Lost Cities in The World

Lost Cities in the world were real, and it had been lost with a variety of reasons, well-populated areas of human habitation that fell into terminal decline and whose location was later lost. Just to remember Lost cities in the world, here are some cities which lost and founded by scientist such as:

1.Vijayanagar, India
Vijayanagar, the capital of one of the largest Hindu empires ever, was founded by Sangama dynasty princes Harihara and Bukka in 1336.The ruins are set in a strange and beautiful boulder strewn landscape with an almost magical quality.

 2.Wittenoom, Australia
Wittenoom is located approximately 1100km south of Perth. This area could support an sasbes industry until the mid-1960s.

3. Machu Picchu , Peru
Machu Picchu is a pre-Columbian Inca city located at 2,430 m (7,970 ft) altitude on a mountain ridge above the Urubamba Valley in Peru, near Cusco. Machu Picchu is often referred to as "The Lost City of the Incas" it is probably the most familiar symbol of the Inca Empire.The site was listed as a World Heritage Site in 1983 when it was described as "an absolute masterpiece of architecture and a unique testimony to the Inca civilization".

4. Taxila, Pakistan
Taxila was discovered by the king of ancient India about the 7th century. Taxila or Takshashila is a tale of three cities that lost. The first was built on a hill known as Bhir Mound. The history of this remarkable city can be found at Taxila Museum collection of artifacts.

5 Angkor, Cambodia
Angkor is a fairly large city with ruins of stone temples. Its population approaching one million people, and is the capital of the Khmer Empire. The city is left to the population 500 years ago

6.Dunwich, England
Dunwich is a city that had prevailed, the major port city and the largest city in England in medieval times.
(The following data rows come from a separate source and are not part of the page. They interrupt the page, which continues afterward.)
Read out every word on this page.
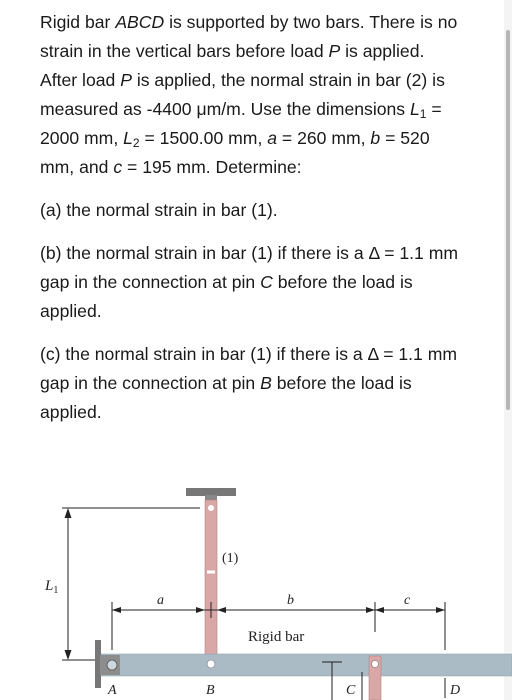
Rigid bar ABCD is supported by two bars. There is no strain in the vertical bars before load P is applied. After load P is applied, the normal strain in bar (2) is measured as -4400 μm/m. Use the dimensions $L_1 = 2000$ mm, $L_2 = 1500.00$ mm, a = 260 mm, b = 520 mm, and c = 195 mm. Determine:

(a) the normal strain in bar (1).

(b) the normal strain in bar (1) if there is a Δ = 1.1 mm gap in the connection at pin C before the load is applied.

(c) the normal strain in bar (1) if there is a Δ = 1.1 mm gap in the connection at pin B before the load is applied.

(1)
$L_1$
a	b	c
Rigid bar
A	B	C	D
The building is founded on sand. At the end of the 13th century a great storm hit the site, to knock down the most important part of the city.

7. Palenque, Mexico
Palenque is located at the foot of the mountains of Chiapas, south-west Mexico. Palenque is considered as a treasure trove for archaeologists. The existence of this city there are estimated to have nearly 100 years.
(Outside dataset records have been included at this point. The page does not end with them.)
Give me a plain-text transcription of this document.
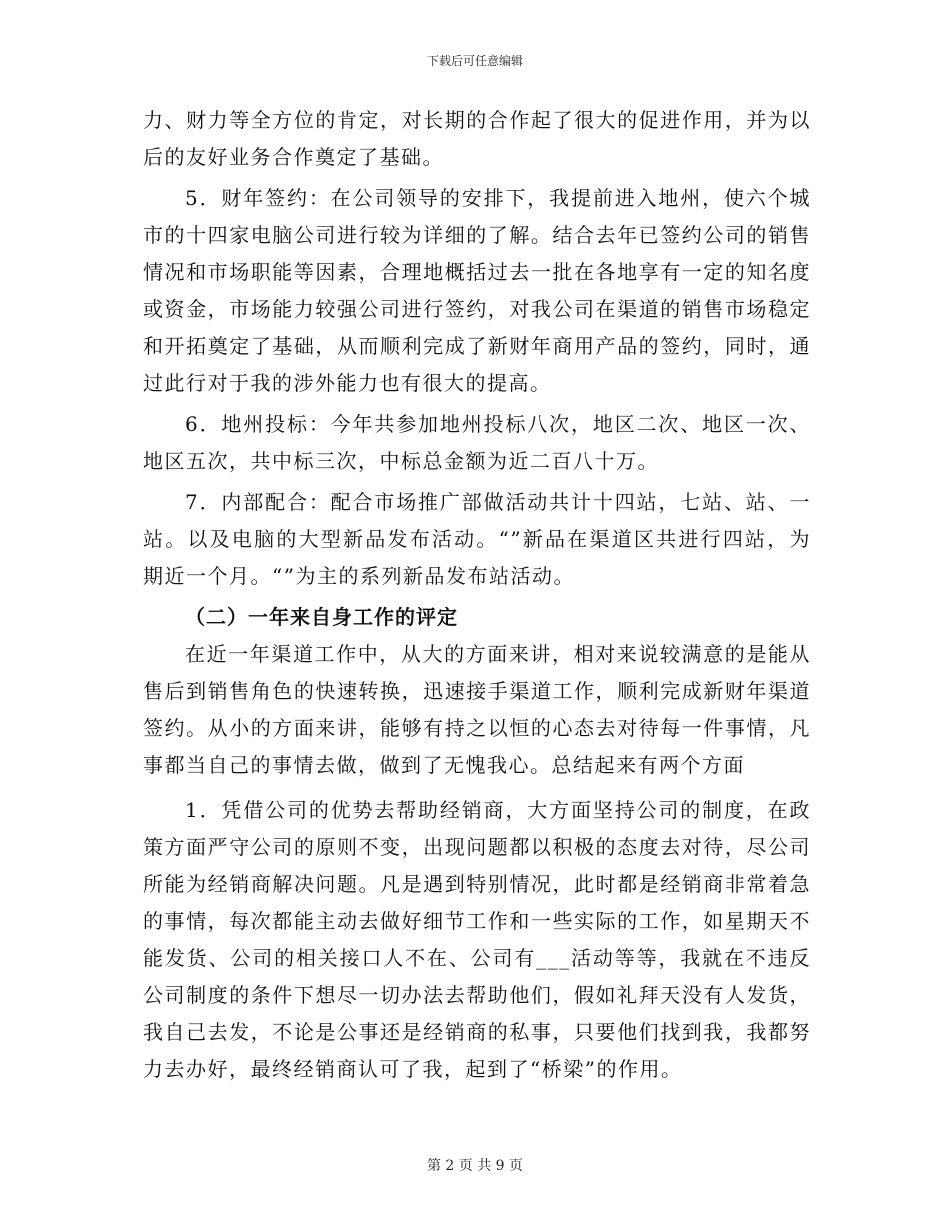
下载后可任意编辑

力、财力等全方位的肯定，对长期的合作起了很大的促进作用，并为以后的友好业务合作奠定了基础。

5．财年签约：在公司领导的安排下，我提前进入地州，使六个城市的十四家电脑公司进行较为详细的了解。结合去年已签约公司的销售情况和市场职能等因素，合理地概括过去一批在各地享有一定的知名度或资金，市场能力较强公司进行签约，对我公司在渠道的销售市场稳定和开拓奠定了基础，从而顺利完成了新财年商用产品的签约，同时，通过此行对于我的涉外能力也有很大的提高。

6．地州投标：今年共参加地州投标八次，地区二次、地区一次、地区五次，共中标三次，中标总金额为近二百八十万。

7．内部配合：配合市场推广部做活动共计十四站，七站、站、一站。以及电脑的大型新品发布活动。“”新品在渠道区共进行四站，为期近一个月。“”为主的系列新品发布站活动。

（二）一年来自身工作的评定

在近一年渠道工作中，从大的方面来讲，相对来说较满意的是能从售后到销售角色的快速转换，迅速接手渠道工作，顺利完成新财年渠道签约。从小的方面来讲，能够有持之以恒的心态去对待每一件事情，凡事都当自己的事情去做，做到了无愧我心。总结起来有两个方面

1．凭借公司的优势去帮助经销商，大方面坚持公司的制度，在政策方面严守公司的原则不变，出现问题都以积极的态度去对待，尽公司所能为经销商解决问题。凡是遇到特别情况，此时都是经销商非常着急的事情，每次都能主动去做好细节工作和一些实际的工作，如星期天不能发货、公司的相关接口人不在、公司有___活动等等，我就在不违反公司制度的条件下想尽一切办法去帮助他们，假如礼拜天没有人发货，我自己去发，不论是公事还是经销商的私事，只要他们找到我，我都努力去办好，最终经销商认可了我，起到了“桥梁”的作用。

第 2 页 共 9 页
8. Darwin, California, USA
Darwin became displaced in 1878. Then had risen early in the 20th century.

9. Herculaneum, Italy
Herculaneum is home to the royal family. The existence of this city will be revealed about 250 years ago and became a treasure trove for archaeologists.

10. Carthage, Tunisia
Carthage was destroyed twice by the Roman and Arab Muslims. Now you can visit the ruins of the city that will demonstrate to the bathroom scene, temples and typical Roman villa that has been ingrained from this city.

11. Babylon, Iraq
Babylon became the center city of Mesopotamia, where Hammurabi, the first king of the Babylonian empire, makes this area as the capital. Babylon collapsed in the 6th century by the Assyrians .. Here once there is a hanging garden. Located 85km south of Baghdad.


12. Memphis, Egypt
Memphis was the ancient capital of the first nome of Lower Egypt, and of the Old Kingdom of Egypt . According to Herodotus, the city was founded around 3100 BC by Menes, who united the two kingdoms of Egypt. It was then largely abandoned and became a source of stone for the surrounding settlements. It was still an imposing set of ruins in the 12th century but soon became little more than an expanse of low ruins and scattered stone.

13. Palmyra, Syria
Palmyra was in the ancient times an important city of central Syria. It has long been a vital caravan city for travellers crossing the Syrian desert and was known as the Bride of the Desert.Though the ancient site fell into disuse after the 16th century, it is still known as Tadmor and there is a small newer settlement next to the ruins of the same name.

14. Ephesus, Turkey
Ephesus was an Ionian Greek city in ancient Anatolia, founded by colonists from Athens in the 10th century BC. The city was located in Ionia, where the Cayster River (Küçük Menderes) flows into the Aegean Sea, and was part of the Panionian League. Ephesus hosted one of the seven churches of Asia, addressed in the Book of Revelation (2:1–7). It is also the site of a large Gladiator graveyard.